One of the biggest questions every would-be selfbuilder has to address is whether to go brick and block or timber frame. For me, it’s something of a hoary old chestnut, having built using both methods and having been writing articles around this issue for many years. You’d think I’d have pretty set views by now but I don’t. Partly this reflects my tendency towards hopeless prevarication in all things, but it’s also undoubtedly because it’s a question with no easy answers.
However, a site visit this week to a timber frame house in Cambridgeshire gave me pause to think afresh about the issue. This was a site in a conservation area and that meant that there were some quite prescriptive design guidelines: basically it had to match up to the house next door, which was a detached vaguely-Georgian style brick house under a slate roof.
However the new house design was L-shaped, a stepped L-shape no less. What I mean by that is that it consisted of a main rectangular-shaped box (or aisle) of two storeys, with a single storey rear extension. See my attempts at 3D house design (hopefully adjacent) to get a clearer picture. A common enough house layout, you’d think. And you’d be right.
The junction of the two parts of the house is what I wish to draw your attention to. It’s referred to as an abutment. However you do it, it causes problems because there are waterproofing details to be made between the wall of the main aisle and the roof of the extension. Lead flashings have to be fitted over the junction and the wall cavity has to have an effective barrier laid across it in order to drain any cavity water out onto the extension roof. If not, you risk the cavity draining directly down into the house below the junction. Messy.
The subject of cavity barriers can wait for another article. What I am driving at here is the disruptive effect this all has on the construction of a brick-clad timber framed house.
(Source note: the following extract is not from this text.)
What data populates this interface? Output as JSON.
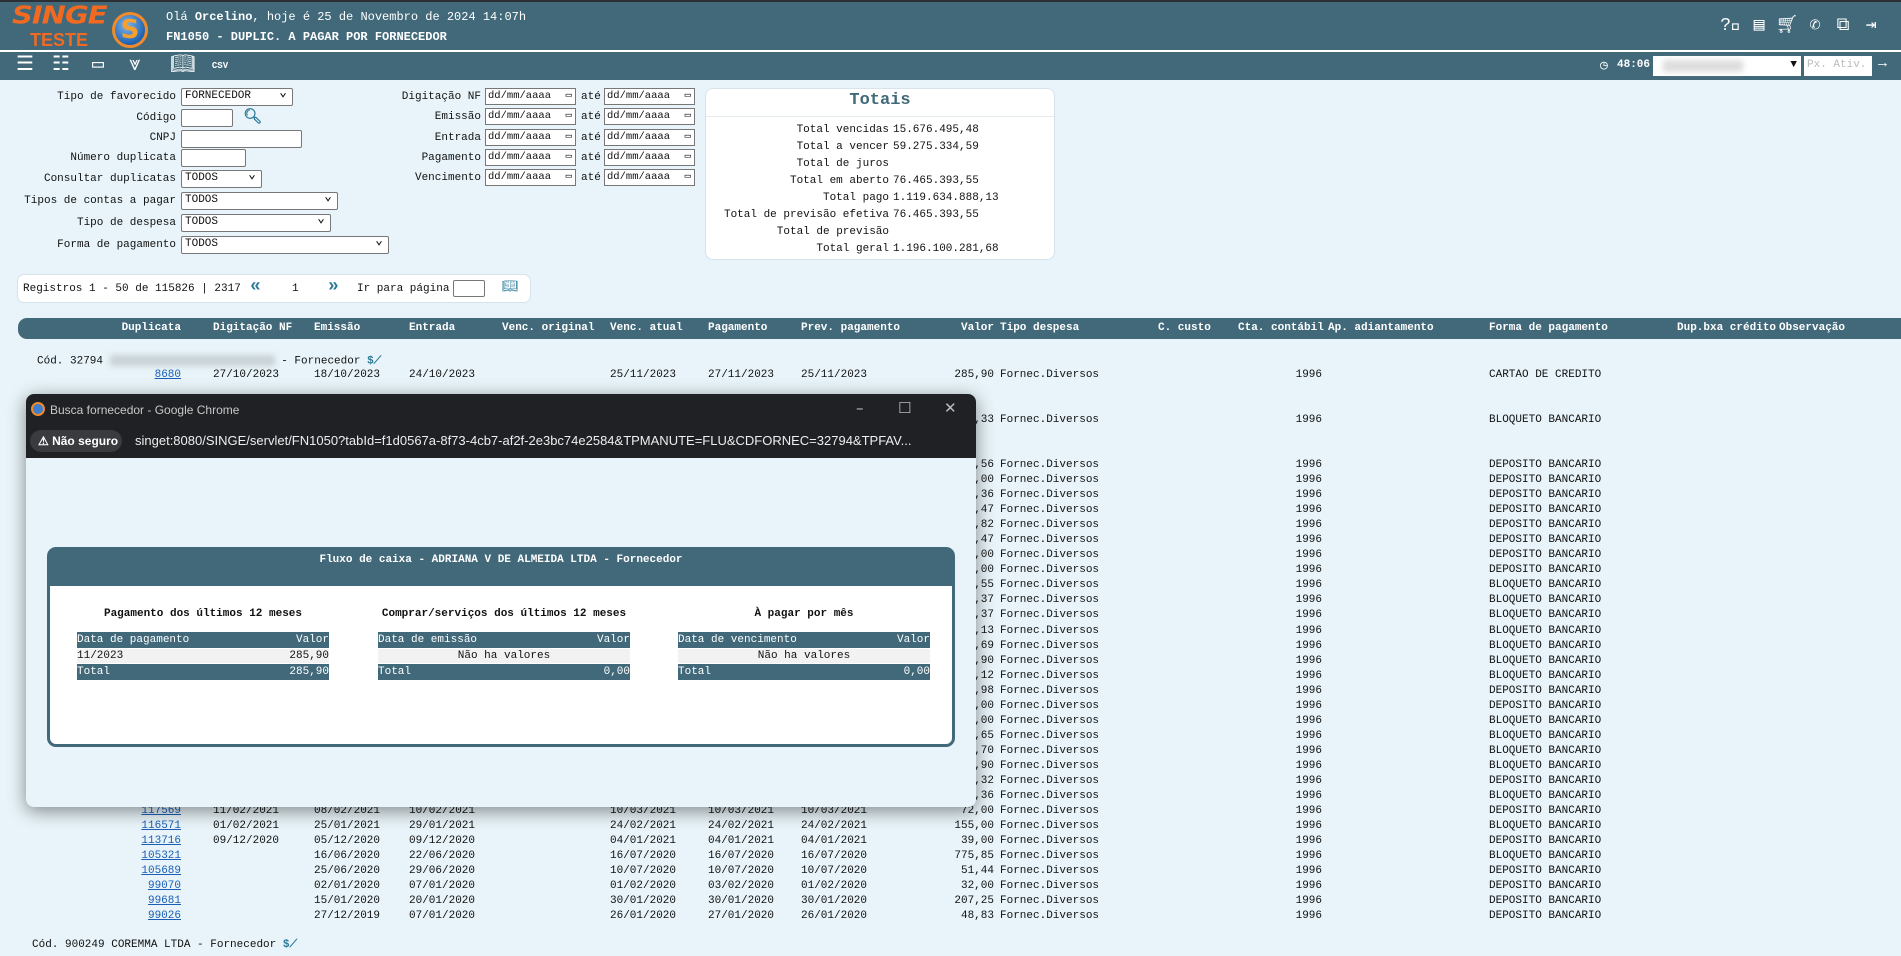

On a simple rectangular-shaped house, or even a more complex one, as long as it has a single eaves level all the way around, the brick cladding is taken off the critical path and can be completed at leisure after the framers have departed. Indeed it can go on simultaneously with the roof covering and the fit out inside.
However, split the roof levels like this and the brick wall of the main aisle has to be completed before the extension roof can be covered over. Indeed, on the site I was on, space had to be left for the brickies to have access to the wall, which was being built-up off a steel beam over the opening. Not even the extension roof carpentry could be completed.
Result? Weeks had been lost waiting on the brickies. The roofers had been in and finished the main aisle but had to return for another visit to cover the extension. The scaffolding was gently racking up hire charges. The house could not be effectively waterproofed, let alone secured. All the supposed speed of construction advantages, which timber frame sells itself on, had been lost. In fact it would probably have been quicker to use brick and block on this house.
Had it been such, you would not have noticed that there was a problem here because the roof carpentry wouldn’t have started on either roof until the brickies had got to eaves level all around. And had the external skin been anything other than brick (or stone), the wall above the extension roof could have been finished off at leisure off some form of adapted scaffolding. Boarding, render on mesh, hung tiles, all fine: they are hung off the timber frame and wouldn’t disrupt the critical path. But bricks? They have to sit on something, be it a steel or a foundation: they can’t be ‘hung’ off the background timber frame and they can’t be built-up off the roof cover. So bricks have to be in place before the extension roof cover can be laid.
There’s a lesson in here somewhere. To simplify it right down to basics, despite what the salespeople say, bricks really do work best with blocks behind them. And timber frame is really seen at its best when it’s clad in something other than brick or stone.